The owner appeals from so much of the order as denied those branches of its motion which were for summary judgment on its cross claims against Rosner for common-law and contractual indemnification. Sports appeals from so much of the order as denied those branches of its motion which were for summary judgment dismissing the Labor Law §§ 240(1) and 241(6) causes of action insofar as asserted against it and on its cross claim against Rosner for common-law indemnification.

Rosner filed a notice of cross appeal from the order, but, in its brief, does not ask for reversal or modification of the order. Accordingly, Rosner's cross appeal must be dismissed as abandoned (see Reid v Soults, 114 AD3d 921, 923).

As relevant here, the obligations of Labor Law §§ 240(1) and 241(6) apply to "contractors and owners and their agents" (Labor Law § 240[1]; see Labor Law § 241[6]; Ferluckaj v Goldman Sachs & Co., 12 NY3d 316, 319-320; Eliassian v G.F. Constr., Inc., 163 AD3d 528, 529).
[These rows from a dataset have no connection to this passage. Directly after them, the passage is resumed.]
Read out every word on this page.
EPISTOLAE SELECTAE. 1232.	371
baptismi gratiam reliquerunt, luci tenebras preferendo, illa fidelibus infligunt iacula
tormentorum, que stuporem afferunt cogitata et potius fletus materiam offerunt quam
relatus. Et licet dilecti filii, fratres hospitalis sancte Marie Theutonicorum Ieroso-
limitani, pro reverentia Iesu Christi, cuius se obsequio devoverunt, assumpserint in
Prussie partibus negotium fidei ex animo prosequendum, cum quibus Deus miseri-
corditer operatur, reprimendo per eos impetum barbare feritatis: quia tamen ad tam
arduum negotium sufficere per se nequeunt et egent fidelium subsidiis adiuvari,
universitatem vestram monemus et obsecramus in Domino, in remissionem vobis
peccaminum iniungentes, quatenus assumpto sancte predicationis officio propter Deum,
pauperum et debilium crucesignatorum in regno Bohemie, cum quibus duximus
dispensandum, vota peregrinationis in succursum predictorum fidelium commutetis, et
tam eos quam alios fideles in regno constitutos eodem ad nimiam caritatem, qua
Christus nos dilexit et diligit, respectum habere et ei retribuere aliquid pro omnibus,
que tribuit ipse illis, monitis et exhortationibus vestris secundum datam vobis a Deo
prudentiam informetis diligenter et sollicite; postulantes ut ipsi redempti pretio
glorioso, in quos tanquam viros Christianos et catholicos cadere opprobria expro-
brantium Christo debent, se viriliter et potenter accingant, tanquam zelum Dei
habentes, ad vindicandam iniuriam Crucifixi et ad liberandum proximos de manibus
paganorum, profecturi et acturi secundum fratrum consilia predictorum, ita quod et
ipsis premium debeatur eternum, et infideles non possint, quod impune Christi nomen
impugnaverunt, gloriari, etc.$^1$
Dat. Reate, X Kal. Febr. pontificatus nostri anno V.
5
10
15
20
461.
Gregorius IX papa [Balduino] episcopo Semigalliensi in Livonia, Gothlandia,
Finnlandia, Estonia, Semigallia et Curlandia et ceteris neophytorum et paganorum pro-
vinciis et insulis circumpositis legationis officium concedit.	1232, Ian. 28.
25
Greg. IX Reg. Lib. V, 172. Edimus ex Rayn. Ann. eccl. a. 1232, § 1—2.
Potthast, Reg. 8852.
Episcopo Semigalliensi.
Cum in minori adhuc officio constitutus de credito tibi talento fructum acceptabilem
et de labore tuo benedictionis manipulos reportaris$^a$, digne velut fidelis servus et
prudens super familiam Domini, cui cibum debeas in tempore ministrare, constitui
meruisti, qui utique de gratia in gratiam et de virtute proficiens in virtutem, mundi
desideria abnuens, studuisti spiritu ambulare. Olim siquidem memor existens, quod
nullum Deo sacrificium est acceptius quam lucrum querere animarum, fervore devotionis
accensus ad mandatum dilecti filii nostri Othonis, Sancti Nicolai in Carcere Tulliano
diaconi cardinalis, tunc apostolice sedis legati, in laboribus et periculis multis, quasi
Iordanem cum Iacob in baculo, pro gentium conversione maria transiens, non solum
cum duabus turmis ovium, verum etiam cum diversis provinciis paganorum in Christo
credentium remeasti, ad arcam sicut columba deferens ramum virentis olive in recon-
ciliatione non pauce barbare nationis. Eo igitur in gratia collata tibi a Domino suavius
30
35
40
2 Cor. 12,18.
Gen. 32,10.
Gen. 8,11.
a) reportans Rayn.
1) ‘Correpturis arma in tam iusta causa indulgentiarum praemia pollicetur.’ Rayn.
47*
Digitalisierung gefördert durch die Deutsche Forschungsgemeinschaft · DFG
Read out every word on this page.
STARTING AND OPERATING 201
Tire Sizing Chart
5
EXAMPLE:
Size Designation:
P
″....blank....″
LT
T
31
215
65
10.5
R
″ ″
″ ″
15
Tenants who either contract for or control and supervise the work may be held liable under these statutes (see Wendel v Pillsbury Corp., 205 AD2d 527, 528-529; cf. Garcia v Market Assoc., 123 AD3d 661, 665), but tenants who neither contract for nor control and supervise the work may not be held liable under them (see Ferluckaj v Goldman Sachs & Co., 12 NY3d at 319-320; Garcia v Market Assoc., 123 AD3d at 665; Guzman v L.M.P. Realty Corp., 262 AD2d 99, 99-100). Here, Sports' moving papers demonstrated that there was a triable issue of fact as to whether it had [*3]contracted for the soundproofing work. Specifically, Sports submitted the deposition testimony of Rosner's foreman, who testified that Sports' principal was one of the men who directed him to construct the soundproof wall between the sports facility and the law firm. Because Sports' moving papers demonstrated that Sports was not entitled to summary judgment dismissing the Labor Law §§ 240(1) and 241(6) causes of action insofar as asserted against it, we agree with the Supreme Court's determination denying those branches of Sports' motion (see Alfonso v Pacific Classon Realty, LLC, 101 AD3d 768, 770; cf. Pantovic v YL Realty, Inc., 117 AD3d 538, 538-539).

We also agree with the Supreme Court's denial of that branch of the owner's motion which was for summary judgment on its cross claim against Rosner for contractual indemnification. The owner relied on written agreements that, on their face, related to the construction of the law firm offices. The evidence submitted by the owner demonstrated the existence of a triable issue of fact as to whether the soundproofing work arose out of the law firm construction project, which had otherwise been completed months earlier, or was independent of it (see McCoy v Medford Landing, L.P., 164 AD3d 1436, 1439-1440; Lombardo v Tag Ct. Sq., LLC, 126 AD3d 949, 950-951; cf. Marulanda v Vance Assoc., LLC, 160 AD3d 711, 712-713; De Souza v Empire Tr. Mix, Inc., 155 AD3d 605, 606-607; Shea v Bloomberg, L.P., 124 AD3d 621, 622-623).

Finally, we disagree with the Supreme Court's determination to deny those branches of the owner's and Sports' separate motions which were for summary judgment on their cross claims against Rosner for common-law indemnification. Both the owner and Sports demonstrated, prima facie, that any statutory liability they faced under Labor Law §§ 240(1) and 241(6) was vicarious. They also demonstrated, prima facie, that Rosner directed, supervised, or controlled the work that gave rise to the plaintiff's alleged injuries (see McCarthy v Turner Constr., Inc., 17 NY3d 369, 378). In opposition, Rosner failed to raise a triable issue of fact (see Bermejo v New York City Health & Hosps. Corp., 119 AD3d 500, 504; Esteves-Rivas v W2001Z/15CPW Realty, LLC, 104 AD3d 802, 804; Allan v DHL Express [USA], Inc., 99 AD3d 828, 833). Accordingly, those branches of the owner's and Sports' separate motions which were for summary judgment on their cross claims against Rosner for common-law indemnification should have been granted (see Bermejo v New York City Health & Hosps. Corp., 119 AD3d at 504).

BALKIN, J.P., AUSTIN, CONNOLLY and CHRISTOPHER, JJ., concur.